365 Days Later
Marking my 1 year anniversary of daily meditation 10 minutes every morning.
By Marla Kaftan
I always planned that tomorrow I would buy myself a gift. And as I approach tomorrow, I choose to give a gift. Tomorrow marks my 1 year anniversary of daily meditation 10 minutes every morning. The gift I wish to give comes deep from my heart and it is to share the wisdom I have gained as a result of my meditation practice. I chose to do my first 10 minute Daily Calm with Tamara Levitt while suffering with a migraine from severe altitude sickness during a late August visit to Colorado. My husband and friends all took a hike high into the mountains and I stayed back to hydrate and nurse my headache. It was during that time alone staring at mountain peaks, a lake, a blue sky and whistling trees that I decided to try the complimentary 1 year subscription to the Calm App provided by American Express. I recognized the soothing sensation that came over me after completing what has become a ritual in my life, a segue to altering my mind and my body.
Throughout my adult life, I have had many caring and concerned friends, family and professionals suggest I give meditation a try. I told them and myself that I couldn’t concentrate, that my mind is too busy, that I can’t sit still, that I am too impatient, and that I don’t have time. Honestly, I blew off every suggestion truly believing meditation was not and will never be for me.
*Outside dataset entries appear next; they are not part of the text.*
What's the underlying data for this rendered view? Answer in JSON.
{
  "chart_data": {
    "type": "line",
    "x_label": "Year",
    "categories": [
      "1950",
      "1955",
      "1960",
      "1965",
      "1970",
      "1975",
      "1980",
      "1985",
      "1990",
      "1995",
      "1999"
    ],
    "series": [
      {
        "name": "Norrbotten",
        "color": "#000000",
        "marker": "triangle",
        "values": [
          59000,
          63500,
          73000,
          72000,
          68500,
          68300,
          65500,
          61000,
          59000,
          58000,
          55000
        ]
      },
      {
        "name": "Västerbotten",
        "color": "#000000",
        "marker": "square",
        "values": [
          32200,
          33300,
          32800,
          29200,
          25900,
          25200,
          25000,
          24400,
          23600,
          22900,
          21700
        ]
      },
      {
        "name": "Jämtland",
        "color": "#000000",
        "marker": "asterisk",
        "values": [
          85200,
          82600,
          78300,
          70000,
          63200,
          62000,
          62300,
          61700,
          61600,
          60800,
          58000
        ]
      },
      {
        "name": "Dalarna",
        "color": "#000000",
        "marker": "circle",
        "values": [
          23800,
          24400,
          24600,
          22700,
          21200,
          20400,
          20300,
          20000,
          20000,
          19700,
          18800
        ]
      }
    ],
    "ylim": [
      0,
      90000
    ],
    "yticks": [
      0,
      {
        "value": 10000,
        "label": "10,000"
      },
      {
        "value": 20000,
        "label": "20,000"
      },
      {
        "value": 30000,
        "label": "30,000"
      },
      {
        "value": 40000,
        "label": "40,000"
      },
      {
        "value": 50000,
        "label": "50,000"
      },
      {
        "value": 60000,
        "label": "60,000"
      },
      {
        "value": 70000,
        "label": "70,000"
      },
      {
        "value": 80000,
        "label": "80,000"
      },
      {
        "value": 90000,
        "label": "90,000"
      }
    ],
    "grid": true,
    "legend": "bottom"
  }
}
I now recognize doing the dishes was my first step towards meditation. Maybe this sounds familiar, dinner is over, kids and husband exit, mom is stuck doing the dishes. Rather than resent my truth that I was left alone standing behind the kitchen sink rinsing and washing, I chose to cherish the quiet and revel in my own thoughts. I now understand and recognize this is where it all began, the training leading up to my practice, it began in the kitchen, alone, washing, drying, and meditating without even realizing it. So now, as I plan to continue to explore my journey with spirituality, I will share some small and some large revelations discovered during my practice.
The number one largest lightbulb is that I have the ability to control my own thoughts. I am able to now shift my thought process to end the winding road of maybes and mights that entangle themselves inside my mind.
The mind is made to think. That is its job. My job is to take charge of those thoughts and either shift, delete, or capitalize upon them.
I find that falling asleep is no longer about tomorrow’s to do list or today’s incomplete tasks, but rather about gratitude, energy and peace. The quality of my sleep has been enriched by the quantity of my meditations.
Breathing has become a skill. I am capable of shifting that skin crawling, muscle tightening feeling with my breath. The breath is the tool to relaxation and rest. When I say relaxation, I mean the calm, cool and collectedness of knowing I am exactly where I am supposed to be and doing exactly as I am supposed to be doing. When I say rest, I mean the ebbing of the daily flow.
Mindfulness and thoughtfulness continue to increase. I pay attention to how I think, experience and live, and love myself as part of my mindfulness practice. I give much thought to others and I call that thoughtfulness. I slow down decision making and tasks with intention and purpose.
I recognize with gratitude that as little as 10 minutes a day for one year has created unsurmountable change and has established a positive habitual practice. One that I will continue. Won’t you join me, it starts with only 1 breath?